色容量 $ C _ j $ をなるべく余らせないようにしたいので、$ C _ j $ の大きい箱から優先的にボールを入れていきたい。
この時点で箱 $ j $ の容量 $ B _ j $ を考慮するのは面倒なので、一旦 $ B _ j $ を無視してボールを割り当てて、後で均すこととする。

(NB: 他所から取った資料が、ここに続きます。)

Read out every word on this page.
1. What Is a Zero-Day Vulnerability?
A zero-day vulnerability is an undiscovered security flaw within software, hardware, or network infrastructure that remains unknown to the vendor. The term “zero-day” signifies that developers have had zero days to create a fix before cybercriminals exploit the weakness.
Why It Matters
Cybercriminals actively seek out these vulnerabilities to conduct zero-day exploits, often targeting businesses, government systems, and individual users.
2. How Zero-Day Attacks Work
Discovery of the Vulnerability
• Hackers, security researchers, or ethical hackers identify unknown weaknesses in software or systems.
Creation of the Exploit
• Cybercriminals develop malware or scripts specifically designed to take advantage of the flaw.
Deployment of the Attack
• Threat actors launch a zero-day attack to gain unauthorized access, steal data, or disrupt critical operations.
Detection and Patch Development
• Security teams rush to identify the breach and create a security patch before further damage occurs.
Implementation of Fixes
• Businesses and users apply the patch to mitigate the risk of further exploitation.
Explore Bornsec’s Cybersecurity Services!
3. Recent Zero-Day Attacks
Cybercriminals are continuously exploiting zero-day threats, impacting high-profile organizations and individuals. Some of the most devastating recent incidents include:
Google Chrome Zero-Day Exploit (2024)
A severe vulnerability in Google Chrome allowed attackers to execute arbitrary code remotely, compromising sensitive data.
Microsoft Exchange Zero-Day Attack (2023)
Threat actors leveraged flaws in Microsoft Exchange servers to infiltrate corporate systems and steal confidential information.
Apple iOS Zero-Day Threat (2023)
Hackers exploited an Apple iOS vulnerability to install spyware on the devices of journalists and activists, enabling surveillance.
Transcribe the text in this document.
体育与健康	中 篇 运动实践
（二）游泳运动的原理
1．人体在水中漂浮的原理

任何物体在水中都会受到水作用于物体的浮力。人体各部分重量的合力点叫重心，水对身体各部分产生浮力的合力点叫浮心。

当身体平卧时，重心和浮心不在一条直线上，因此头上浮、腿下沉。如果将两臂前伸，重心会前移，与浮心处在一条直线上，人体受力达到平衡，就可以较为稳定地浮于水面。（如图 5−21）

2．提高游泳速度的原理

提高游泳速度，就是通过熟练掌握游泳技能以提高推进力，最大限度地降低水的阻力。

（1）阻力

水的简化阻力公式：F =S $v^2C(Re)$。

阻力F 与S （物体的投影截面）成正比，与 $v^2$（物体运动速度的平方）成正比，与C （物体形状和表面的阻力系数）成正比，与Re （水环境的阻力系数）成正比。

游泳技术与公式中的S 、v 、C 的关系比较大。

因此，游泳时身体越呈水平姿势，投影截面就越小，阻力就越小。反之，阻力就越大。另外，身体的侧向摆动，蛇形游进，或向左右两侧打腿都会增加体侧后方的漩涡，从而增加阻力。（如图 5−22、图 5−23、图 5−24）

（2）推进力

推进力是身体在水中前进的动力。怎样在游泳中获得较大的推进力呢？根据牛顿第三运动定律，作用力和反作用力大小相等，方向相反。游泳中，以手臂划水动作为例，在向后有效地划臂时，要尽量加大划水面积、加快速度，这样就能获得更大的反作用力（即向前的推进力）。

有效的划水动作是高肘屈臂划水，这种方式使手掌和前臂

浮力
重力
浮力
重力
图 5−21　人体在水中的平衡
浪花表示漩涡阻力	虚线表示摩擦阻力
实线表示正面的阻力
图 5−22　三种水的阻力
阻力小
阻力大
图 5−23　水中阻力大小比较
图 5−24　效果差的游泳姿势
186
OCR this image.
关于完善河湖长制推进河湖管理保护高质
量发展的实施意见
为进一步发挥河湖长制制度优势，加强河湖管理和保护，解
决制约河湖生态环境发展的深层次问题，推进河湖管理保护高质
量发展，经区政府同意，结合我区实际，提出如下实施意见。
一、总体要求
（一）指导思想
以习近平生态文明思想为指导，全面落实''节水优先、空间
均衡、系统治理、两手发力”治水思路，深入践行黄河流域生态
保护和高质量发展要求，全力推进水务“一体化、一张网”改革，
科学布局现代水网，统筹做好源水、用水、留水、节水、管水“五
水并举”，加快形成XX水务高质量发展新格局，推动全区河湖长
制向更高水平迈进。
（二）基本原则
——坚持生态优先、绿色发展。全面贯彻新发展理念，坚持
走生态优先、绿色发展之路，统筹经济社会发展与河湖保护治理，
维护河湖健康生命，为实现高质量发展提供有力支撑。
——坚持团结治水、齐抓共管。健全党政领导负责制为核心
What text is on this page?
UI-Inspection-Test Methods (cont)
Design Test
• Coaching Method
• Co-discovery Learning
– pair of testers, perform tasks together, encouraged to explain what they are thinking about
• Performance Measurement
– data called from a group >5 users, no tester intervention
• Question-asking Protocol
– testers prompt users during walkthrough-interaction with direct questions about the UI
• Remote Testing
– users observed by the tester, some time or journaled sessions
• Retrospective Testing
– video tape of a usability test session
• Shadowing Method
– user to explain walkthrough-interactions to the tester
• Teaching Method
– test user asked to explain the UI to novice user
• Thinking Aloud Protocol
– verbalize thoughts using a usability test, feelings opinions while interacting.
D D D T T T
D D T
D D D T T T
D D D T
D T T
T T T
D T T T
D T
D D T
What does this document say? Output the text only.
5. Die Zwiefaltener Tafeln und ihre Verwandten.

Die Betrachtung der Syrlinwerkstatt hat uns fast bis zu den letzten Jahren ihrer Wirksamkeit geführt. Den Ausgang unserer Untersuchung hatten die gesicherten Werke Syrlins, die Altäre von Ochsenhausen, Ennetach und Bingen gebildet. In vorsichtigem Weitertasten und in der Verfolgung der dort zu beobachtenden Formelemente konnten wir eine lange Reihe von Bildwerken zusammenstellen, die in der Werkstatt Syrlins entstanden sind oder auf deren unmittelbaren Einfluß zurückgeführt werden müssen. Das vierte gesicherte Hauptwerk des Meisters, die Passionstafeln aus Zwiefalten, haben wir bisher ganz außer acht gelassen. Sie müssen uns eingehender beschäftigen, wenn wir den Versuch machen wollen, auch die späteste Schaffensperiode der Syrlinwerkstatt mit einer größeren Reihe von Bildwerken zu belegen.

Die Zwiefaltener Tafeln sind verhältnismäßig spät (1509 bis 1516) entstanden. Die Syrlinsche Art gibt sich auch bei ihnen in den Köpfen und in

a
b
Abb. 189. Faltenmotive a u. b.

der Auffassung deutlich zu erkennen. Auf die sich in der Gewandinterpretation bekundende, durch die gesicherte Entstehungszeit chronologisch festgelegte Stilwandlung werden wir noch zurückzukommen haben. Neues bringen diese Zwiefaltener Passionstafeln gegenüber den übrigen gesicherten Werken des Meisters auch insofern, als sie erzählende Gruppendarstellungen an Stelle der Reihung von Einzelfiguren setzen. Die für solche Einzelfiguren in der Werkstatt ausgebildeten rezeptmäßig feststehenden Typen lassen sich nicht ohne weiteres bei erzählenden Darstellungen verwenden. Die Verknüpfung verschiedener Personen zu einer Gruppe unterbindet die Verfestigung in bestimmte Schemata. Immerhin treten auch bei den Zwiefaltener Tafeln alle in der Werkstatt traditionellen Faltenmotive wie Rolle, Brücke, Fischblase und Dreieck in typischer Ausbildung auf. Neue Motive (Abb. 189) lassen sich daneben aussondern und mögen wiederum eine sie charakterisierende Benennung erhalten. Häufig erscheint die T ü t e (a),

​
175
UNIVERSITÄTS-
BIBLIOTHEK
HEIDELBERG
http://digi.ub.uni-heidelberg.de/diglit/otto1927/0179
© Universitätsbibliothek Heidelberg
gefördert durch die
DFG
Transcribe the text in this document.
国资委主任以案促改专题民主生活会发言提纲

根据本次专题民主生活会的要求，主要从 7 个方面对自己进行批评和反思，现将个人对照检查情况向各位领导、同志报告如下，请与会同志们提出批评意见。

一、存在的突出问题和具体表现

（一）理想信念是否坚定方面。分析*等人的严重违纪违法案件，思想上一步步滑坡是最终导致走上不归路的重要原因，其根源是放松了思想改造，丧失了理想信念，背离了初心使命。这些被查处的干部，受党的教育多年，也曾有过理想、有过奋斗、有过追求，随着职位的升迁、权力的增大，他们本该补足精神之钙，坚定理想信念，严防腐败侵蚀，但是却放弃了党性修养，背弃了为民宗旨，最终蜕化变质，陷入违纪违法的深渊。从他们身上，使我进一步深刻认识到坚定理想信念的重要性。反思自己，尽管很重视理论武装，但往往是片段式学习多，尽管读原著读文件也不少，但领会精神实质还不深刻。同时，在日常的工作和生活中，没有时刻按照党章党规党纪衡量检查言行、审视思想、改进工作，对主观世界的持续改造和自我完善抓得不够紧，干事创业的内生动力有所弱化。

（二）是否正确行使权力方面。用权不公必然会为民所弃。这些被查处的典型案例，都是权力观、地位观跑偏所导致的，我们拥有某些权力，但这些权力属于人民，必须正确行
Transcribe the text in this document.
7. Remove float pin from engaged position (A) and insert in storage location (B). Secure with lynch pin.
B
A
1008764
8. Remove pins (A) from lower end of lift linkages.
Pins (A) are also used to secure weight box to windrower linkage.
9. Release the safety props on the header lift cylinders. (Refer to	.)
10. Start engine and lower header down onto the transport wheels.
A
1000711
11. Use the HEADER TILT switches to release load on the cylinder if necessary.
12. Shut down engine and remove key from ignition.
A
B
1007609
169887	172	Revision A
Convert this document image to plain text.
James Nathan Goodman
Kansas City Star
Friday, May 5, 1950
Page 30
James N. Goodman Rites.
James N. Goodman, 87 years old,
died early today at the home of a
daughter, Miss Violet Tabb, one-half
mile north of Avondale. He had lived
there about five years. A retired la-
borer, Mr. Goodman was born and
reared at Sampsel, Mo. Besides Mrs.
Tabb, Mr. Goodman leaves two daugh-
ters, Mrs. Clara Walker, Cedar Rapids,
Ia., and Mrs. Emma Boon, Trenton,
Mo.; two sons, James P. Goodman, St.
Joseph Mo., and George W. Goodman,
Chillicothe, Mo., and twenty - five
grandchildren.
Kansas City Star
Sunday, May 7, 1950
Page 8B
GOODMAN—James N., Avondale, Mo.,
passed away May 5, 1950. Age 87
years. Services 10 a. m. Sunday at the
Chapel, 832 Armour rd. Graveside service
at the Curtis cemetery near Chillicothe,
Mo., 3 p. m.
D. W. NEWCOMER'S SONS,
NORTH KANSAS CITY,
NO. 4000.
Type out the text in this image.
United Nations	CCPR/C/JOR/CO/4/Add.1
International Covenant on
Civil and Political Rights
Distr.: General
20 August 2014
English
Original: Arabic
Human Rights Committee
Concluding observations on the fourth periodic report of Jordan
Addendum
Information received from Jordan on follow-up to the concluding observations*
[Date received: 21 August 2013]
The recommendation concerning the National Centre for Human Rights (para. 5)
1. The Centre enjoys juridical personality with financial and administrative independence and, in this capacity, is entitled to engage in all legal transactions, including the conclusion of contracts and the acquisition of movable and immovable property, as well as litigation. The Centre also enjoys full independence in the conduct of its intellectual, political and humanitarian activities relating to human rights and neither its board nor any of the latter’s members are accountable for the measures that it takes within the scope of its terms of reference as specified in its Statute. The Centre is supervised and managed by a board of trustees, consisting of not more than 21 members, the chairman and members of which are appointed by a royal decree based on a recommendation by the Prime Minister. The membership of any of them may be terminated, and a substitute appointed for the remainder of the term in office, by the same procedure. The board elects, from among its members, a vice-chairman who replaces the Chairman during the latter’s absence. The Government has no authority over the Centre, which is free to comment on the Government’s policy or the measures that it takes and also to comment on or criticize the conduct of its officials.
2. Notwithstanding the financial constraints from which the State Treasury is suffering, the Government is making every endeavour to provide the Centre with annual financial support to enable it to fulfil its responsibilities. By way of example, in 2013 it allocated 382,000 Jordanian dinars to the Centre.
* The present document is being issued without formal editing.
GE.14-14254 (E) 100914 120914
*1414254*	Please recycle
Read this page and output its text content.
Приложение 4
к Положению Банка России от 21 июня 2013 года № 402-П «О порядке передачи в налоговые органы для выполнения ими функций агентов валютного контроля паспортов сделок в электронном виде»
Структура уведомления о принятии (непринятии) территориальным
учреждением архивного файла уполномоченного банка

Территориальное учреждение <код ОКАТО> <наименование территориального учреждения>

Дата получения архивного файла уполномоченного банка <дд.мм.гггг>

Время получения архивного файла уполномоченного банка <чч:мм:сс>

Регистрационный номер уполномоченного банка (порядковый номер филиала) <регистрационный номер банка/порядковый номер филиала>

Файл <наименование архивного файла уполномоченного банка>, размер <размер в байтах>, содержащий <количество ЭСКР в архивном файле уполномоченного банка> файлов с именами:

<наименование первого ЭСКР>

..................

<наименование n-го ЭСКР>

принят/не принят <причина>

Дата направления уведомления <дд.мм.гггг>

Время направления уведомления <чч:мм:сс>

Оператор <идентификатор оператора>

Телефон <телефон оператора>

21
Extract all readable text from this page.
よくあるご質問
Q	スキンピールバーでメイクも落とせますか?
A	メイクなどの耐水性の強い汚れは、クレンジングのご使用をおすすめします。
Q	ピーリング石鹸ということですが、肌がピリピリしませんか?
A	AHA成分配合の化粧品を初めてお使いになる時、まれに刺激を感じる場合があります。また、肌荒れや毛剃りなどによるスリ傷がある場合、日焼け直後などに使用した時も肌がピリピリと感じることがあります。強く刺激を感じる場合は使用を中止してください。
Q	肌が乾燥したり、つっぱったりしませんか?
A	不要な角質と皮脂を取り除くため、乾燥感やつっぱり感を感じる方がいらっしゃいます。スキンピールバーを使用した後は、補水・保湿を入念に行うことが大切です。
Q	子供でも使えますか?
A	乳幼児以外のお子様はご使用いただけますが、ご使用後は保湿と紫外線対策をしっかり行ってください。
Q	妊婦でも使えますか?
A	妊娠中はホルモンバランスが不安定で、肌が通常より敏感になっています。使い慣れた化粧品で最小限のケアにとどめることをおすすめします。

色 $ i $ のボールを入れる箱の番号の総数の上限は $ \dfrac { A _ i } { i } $ であるから("箱の色容量"と同様の議論)、これを超えないように $ C _ j $ の大きい順に箱を選ぶ。このとき、各色 $ i $ に対して、

  1. ボールがちょうど $ ( i \cdot j ) $ 個入った箱
  2. ボールが $ ( i \cdot j ) $ 個未満入った箱(高々 $ 1 $ 箱)
  3. ボールが入らなかった箱

が存在する。1. については imos 法や双対セグメント木などで色の総数を管理すれば、箱 $ j $ に割り当てたボールの総数( $ D _ j $ とする)を復元できる。

ボールを均す

$ C _ j $ の大きい箱から優先的にボールを入れた都合上、$ C _ l < C _ r $ を満たす箱 $ l , r $ について箱 $ l $ から箱 $ r $ へボールを移すことはできない。箱 $ l $ に入っているボールはどの色についても箱 $ r $ に満量入っているためである。
したがって、箱 $ r $ から箱 $ l $ へボールを移すことのみを考えればよい。

結論から言うと、箱 $ r $ から箱 $ l $ へボールを移す際に色の制約は実質的に無視することができて、箱 $ j $ の容量 $ B _ j $ のみに注意して可能な限りボールを移してしまえばよい。

上図のようにボールを移すと、箱 $ l $ に移動した部分は高さ(= $ 1 $ 色あたりのボールの個数)が圧縮されるので、色 $ i $ のボールは $ ( i \cdot l ) $ 個以下となっている。

ボールと箱容量の役割交換

計算量は、

  • 箱を $ C _ j $ の降順にソートする部分:$ O ( M \log M ) $
  • ボールを入れる部分:二分探索により $ O ( N \log M ) $
  • ボールを均す部分: $ O ( M ) $

であり、全体で $ O ( ( N + M ) \log M ) $ である。

ボールと箱容量のマッチング問題であるため、ボールを箱容量に、箱容量をボールに読み替えてもよい。
そうした場合、$ O ( ( N + M ) \log N ) $ に収まる。